Ти-Суеви прожил на свете уже двенадцать лет, но никогда не мог понять этих странных существ, которые называются женщинами.
Если им жалко ног, то не надо жалеть ботинок. А если им жалко ботинок, то не надо бояться острых камней.
Поэтому Ти-Суеви ничего не ответил матери.

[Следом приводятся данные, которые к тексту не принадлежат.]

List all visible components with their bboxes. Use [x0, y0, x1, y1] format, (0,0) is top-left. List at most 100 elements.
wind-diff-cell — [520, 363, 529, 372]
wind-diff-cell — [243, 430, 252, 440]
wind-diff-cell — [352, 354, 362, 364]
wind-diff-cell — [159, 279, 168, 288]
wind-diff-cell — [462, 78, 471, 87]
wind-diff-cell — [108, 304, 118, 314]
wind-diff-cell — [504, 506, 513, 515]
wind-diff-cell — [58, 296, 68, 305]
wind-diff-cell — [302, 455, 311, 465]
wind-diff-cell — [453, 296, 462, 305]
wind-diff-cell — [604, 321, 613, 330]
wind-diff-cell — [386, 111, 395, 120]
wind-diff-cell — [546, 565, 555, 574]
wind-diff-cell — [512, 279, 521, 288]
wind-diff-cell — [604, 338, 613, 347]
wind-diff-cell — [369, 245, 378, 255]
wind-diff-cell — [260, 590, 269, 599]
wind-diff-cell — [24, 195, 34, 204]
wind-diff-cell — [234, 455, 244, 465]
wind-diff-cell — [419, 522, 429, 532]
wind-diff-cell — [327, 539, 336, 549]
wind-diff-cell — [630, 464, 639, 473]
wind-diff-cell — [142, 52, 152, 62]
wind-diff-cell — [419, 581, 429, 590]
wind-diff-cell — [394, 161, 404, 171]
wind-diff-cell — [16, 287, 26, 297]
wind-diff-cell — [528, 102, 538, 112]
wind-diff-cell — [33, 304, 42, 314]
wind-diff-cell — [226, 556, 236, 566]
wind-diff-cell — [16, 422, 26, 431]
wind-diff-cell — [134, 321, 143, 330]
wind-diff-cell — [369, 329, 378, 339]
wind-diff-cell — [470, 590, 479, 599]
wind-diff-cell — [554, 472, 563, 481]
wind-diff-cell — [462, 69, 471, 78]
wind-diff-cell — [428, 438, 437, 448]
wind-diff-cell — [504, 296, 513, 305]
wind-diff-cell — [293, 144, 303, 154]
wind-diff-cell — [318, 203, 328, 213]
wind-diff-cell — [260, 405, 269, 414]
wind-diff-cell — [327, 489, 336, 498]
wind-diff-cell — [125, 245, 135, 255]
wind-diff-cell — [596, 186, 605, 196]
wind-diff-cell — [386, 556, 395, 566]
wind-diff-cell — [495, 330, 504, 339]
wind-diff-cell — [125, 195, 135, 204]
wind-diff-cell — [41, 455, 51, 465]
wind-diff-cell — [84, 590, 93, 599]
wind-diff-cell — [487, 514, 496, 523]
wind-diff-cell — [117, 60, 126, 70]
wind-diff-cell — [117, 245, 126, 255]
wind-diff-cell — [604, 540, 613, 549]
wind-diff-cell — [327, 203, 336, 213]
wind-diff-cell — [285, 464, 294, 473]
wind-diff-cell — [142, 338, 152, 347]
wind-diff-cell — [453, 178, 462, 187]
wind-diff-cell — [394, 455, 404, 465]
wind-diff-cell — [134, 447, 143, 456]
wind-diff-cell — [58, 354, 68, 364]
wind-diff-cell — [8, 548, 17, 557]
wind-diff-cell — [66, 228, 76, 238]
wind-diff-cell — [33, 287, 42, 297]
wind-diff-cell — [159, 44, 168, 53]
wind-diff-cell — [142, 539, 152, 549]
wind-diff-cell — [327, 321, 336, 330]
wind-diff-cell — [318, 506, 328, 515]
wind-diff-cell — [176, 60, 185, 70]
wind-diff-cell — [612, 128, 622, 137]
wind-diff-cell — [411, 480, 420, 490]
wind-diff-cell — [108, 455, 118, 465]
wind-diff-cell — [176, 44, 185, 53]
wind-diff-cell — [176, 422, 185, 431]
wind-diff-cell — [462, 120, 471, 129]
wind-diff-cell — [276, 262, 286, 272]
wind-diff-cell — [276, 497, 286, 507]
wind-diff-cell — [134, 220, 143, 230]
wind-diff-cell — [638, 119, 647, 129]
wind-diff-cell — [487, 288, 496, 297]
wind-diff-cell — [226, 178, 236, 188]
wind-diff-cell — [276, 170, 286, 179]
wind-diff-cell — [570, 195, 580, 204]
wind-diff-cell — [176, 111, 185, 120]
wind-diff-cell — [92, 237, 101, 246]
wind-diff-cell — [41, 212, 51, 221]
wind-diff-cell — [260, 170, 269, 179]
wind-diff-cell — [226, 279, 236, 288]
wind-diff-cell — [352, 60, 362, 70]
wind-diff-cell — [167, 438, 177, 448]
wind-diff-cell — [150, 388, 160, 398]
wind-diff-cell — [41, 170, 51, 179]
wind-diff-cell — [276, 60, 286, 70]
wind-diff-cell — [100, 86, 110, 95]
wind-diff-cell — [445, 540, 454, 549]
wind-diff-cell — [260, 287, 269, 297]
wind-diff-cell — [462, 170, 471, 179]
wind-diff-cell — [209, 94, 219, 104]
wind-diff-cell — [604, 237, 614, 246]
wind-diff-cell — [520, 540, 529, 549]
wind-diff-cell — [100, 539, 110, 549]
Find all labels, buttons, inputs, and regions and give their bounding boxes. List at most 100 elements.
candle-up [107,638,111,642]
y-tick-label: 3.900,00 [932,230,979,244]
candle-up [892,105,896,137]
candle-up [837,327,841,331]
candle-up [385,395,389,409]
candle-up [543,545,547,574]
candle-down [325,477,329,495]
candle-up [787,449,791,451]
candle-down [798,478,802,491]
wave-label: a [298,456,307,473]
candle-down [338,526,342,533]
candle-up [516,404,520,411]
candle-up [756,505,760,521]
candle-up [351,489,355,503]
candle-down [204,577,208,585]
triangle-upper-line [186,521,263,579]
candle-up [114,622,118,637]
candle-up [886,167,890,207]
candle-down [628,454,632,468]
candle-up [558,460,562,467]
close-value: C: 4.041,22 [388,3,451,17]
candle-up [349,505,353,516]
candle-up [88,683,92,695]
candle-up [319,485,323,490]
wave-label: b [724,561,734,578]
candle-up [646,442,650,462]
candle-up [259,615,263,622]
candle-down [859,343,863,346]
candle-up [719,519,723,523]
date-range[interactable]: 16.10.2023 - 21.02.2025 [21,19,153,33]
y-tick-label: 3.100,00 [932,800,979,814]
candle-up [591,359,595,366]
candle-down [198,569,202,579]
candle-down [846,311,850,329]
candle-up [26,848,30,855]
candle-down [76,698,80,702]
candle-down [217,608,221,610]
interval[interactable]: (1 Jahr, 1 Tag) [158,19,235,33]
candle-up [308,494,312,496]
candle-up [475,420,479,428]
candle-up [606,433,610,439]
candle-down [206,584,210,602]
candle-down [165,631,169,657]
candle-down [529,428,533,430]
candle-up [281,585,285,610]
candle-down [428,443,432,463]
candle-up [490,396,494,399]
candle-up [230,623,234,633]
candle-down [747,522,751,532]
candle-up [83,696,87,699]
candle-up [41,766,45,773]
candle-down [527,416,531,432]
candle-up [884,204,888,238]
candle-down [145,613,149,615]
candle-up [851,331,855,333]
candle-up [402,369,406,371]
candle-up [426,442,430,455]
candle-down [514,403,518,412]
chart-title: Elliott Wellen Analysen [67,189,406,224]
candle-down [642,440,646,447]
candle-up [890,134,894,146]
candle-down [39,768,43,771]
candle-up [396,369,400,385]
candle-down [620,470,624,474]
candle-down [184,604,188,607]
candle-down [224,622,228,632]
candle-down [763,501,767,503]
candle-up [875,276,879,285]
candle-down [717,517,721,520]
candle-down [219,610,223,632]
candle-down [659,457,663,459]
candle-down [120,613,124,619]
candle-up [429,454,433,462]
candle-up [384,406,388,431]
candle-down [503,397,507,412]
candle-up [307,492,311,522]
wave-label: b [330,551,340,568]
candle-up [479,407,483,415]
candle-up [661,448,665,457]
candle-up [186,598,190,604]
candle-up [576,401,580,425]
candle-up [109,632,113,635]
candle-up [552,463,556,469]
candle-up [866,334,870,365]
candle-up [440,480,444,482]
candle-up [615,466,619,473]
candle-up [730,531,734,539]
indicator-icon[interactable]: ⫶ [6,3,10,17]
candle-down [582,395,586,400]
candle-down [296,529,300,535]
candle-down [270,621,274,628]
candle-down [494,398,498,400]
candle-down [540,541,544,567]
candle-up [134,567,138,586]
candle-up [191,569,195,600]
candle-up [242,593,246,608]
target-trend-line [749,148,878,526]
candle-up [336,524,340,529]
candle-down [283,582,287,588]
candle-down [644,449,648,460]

Зато он съел все, что ему дали, и попросил еще. Затем сунул в сумку с книгами две пампушки, кусок сахару и потуже затянул на щиколотках черные ленточки от штанов. Соломенные же туфли его и без того сидели на ногах крепко.
Ти-Суеви вышел из фанзы.
На море все еще не видно было парусов, Но дождь уже стих. И теперь слышен был тихий шум, слабое дыхание отлива, слышно было, как журчала вода, стекая с плоских камней.
Ти-Суеви обогнул фанзу и пошел по мокрому песку против ветра.
Ти-Суеви не был любопытен, но считал, что если перо, оброненное птицей, красиво, то стоит нагнуться, чтобы его поднять, стоит, даже ради этого пройти лишний километр.
Поэтому Ти-Суеви, прежде чем выйти на дорогу, отправился к тому месту, где вот уж третье утро подряд меж двух небольших камней, у самой границы прибоя, он находил утиное яйцо.
На этот раз яйца там не было.
Это огорчило Ти-Суеви, Яйца, которые он находил, были красивые, большие и зеленоватые, как спинка морского окуня.
Ти-Суеви постоял в раздумье над камнями, даже попробовал приподнять один из них..
И под камнем ничего не оказалось..
Тогда Ти-Суеви решил, что если он не нашел тут утиного яйца, то нашла его, наверное, русская девочка Натка – дочь шкипера Миронова, с которой Ти-Суеви никогда не враждовал.
Он оглянулся на фанзы, стоявшие в ряд на берегу. Еще было рано. Еще не кричали свиньи в загородках. Еще не открывались двери фанз, чтобы пропустить внутрь, к очагу, хоть немного ветра.
И нигде не было видно Натки.
Теперь уже Ти-Суеви не было никакого смысла идти по берегу океана.
Что мог он найти там, на берегу? Несколько устриц, забравшихся слишком далеко на отмель, стеклянный поплавок, оторвавшийся от рыбацких сетей, или, наконец, немного белой пены, заброшенной проливом на камни.
Правда, из этой застывшей пены Ти-Суеви мог, как из мыльной воды, выдувать большие лазоревые шары, красиво блестевшие на солнце. Но ведь это не больше как пузыри, лопающиеся от одного лишь дыхания.
И Ти-Суеви решил пойти по верхней дороге.
Он оглянулся еще раз на море, на русский дом, где жила Натка.
И не будь так рано, Ти-Суеви вошел бы в этот дом, который часто приводил его в удивление.
Он не был похож на фанзу. Нигде Ти-Суеви не видел там ни палочек для еды, ни очага, ни нар, и Натка ела мясо одной только железной вилкой. При этом всех старших, даже и отца своего, шкипера Миронова, Натка называла на «ты». И он не сердился за это. Он брал ее двумя пальцами за щеки, а третьим нажимал на нос, и оба при этом смеялись.
Да, все было удивительным в этом русском доме!
Ти-Суеви оглянулся на него в третий раз и стал подниматься по тропинке на лесистую сопку.
Он шел меж кустов по ползучим травам, цеплявшимся за одежду при каждом его шаге.
И когда поднялся наверх, было уже настоящее утро. Ветер внезапно уснул. Наступила тишина.
И Ти-Суеви показалось, будто слышно стало, как шагает туман по кустам, как шуршит он, как трясет жесткими листьями.
А внизу, под ногами Ти-Суеви, курился после дождя океан.